Budapest, considered to be one of the most beautiful and culturally enriched capitals of Europe, has had a lively, if somewhat chequered and tragic history. For many centuries a part of the Ottoman, and then Austro–Hungarian Empires, Hungary lost two thirds of its territory in 1920, leaving Budapest as both its capital and only major city. Briefly occupied by the Nazis during WW II and then annexed by Soviet Russia and controlled from Moscow, it gained its independence in 1991, an event accompanied by much joyful celebration and relief. Joining the EU in 2004, Budapest has embraced an increasingly European outlook. Although an ever more attractive destination for tourists, Budapest still retains a distinctly authentic and original flavour, with Hungarians dominating the cultural, economic and social life of the city.
Budapest was, for much of its history, a tale of two cities, Buda and Pest, divided from each other by the River Danube, with Buda occupying the higher ground. Although, today they are linked by economy and accessibility, they are still, in fact, considered by many to be two very different areas, each with its own unique and individual character.
Hungarian history has undoubtedly left its mark on its capital city, contributing to a wide-range of distinct architectural styles and differing cultural influences. These range from Romanesque to Art Noveau, and from Imperialist to Soviet. It is a pleasure to merely meander through the streets of either Buda or Pest, take a twilight stroll along the river–bank or, alternatively, soak up the atmosphere in any one of a number of traditional Hungarian thermal baths that sprinkle the city.
Today, Buda possesses some of the cities biggest tourist attractions, being for many centuries, the capital city and seat of royalty. Castle hill (Varhegy) houses the Royal Palace and Matthias Church, as well as number of other smaller attractions. The area is pedestrianised so it is possible to wander the cobbled streets in peace, gazing at the colourful facades that are a mix of elaborate and simple but elegant design.
Pest gives Budapest its more contemporary European ambience. In Pest can be found the Parliament building, an astonishing structure, modelled on the British Parliament and dominating the Pest River Bank. In addition, Pest is home to St. Stephens Basilica and The State Opera House, both elaborately ornamented and imposing buildings. The Dohany Street Synagogue, the largest in Europe, is also worth visiting.
Between the two lies Margaret Island. 2.5 km in length, it is a popular and refreshing recreational retreat in the summer with beautiful parks, a Japanese garden and the largest outdoor swimming area in Budapest. Hungarians amass here to soak up sun or seek shade whilst gazing at the operatic water fountain shows.
For those interested in activities there are many on offer, including wine tasting, bicycle rides and walking tours. Alternatively, you could visit a diverse range of art galleries and museums. Particularly recommended is the House of Terror, a well designed, moving museum that documents the decades of Soviet repression. The word 'Terror' are carved backwards starkly into its façade and filters the sunlight.

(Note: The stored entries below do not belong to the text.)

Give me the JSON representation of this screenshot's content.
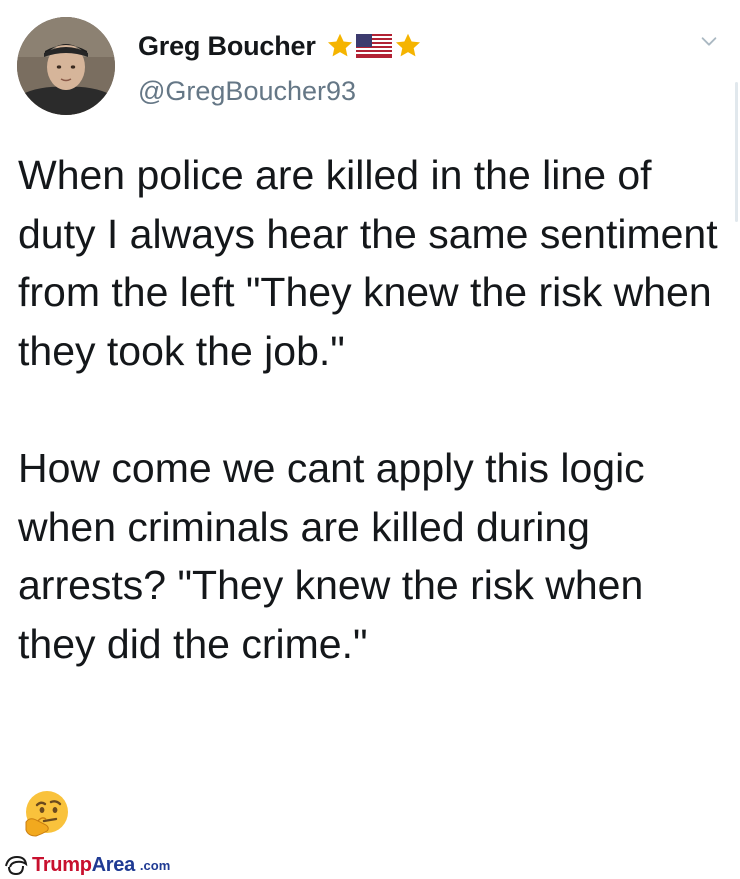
{
  "user": {
    "display_name": "Greg Boucher",
    "handle": "@GregBoucher93"
  },
  "badges": [
    "star-icon",
    "us-flag-icon",
    "star-icon"
  ],
  "tweet": {
    "paragraph_1": "When police are killed in the line of duty I always hear the same sentiment from the left \"They knew the risk when they took the job.\"",
    "paragraph_2": "How come we cant apply this logic when criminals are killed during arrests? \"They knew the risk when they did the crime.\"",
    "emoji": "thinking-face-icon"
  },
  "watermark": {
    "brand_part1": "Trump",
    "brand_part2": "Area",
    "suffix": ".com"
  },
  "colors": {
    "name": "#14171a",
    "handle": "#657786",
    "star": "#f5b400",
    "watermark_red": "#c8102e",
    "watermark_blue": "#1f3a93"
  }
}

The main shopping area is located in Pest in the Belvaros region on and around Vaci Utca, where there are a number of stylish designer shops and boutiques. The Grand Market Hall situated on Fovam ter is also a delightful place to shop, or even just visit. The architecture is remarkable and it is chock-a-block with all types of fruits, vegetables, flowers, cheeses and Hungarian delicacies that include gift-wrapped paprika, Hungarian wines and plum brandy. It is crammed with local Hungarians doing their daily shopping. There are also a number of supermarkets located within Pest and a number of 'non-stop' 24 hour shops found throughout the districts.
Not traditionally known for its cuisine, Budapest, however, is paying increasing attention to the quality and diversity of food it can offer. Although perhaps hard to find, there are some great restaurants offering a variety of tasty and authentic Hungarian dishes, as well as more continental or fusion foods. The revival of the Hungarian wine industry means that menus may be accompanied by a wine list that includes high quality local wines from the Balaton area. Good food is relatively expensive but still remains much cheaper than that found in other places in Europe. If prepared to spend a little money, try Café Kor or 1894 Borvendeglo.
Nightlife is varied and caters to all tastes. From continental style bars where the atmosphere is comfortable and the music relaxed, to beer gardens, jazz clubs and a number of clubs that are open to the early hours of the morning. Drinks will be cheap but clubs will charge a cover of between 1000-4000Ft. You could, alternatively, spend an evening surrounded by style and splendour at The State Opera House. There is a free weekly publication, Open, that provides good information on nightspots.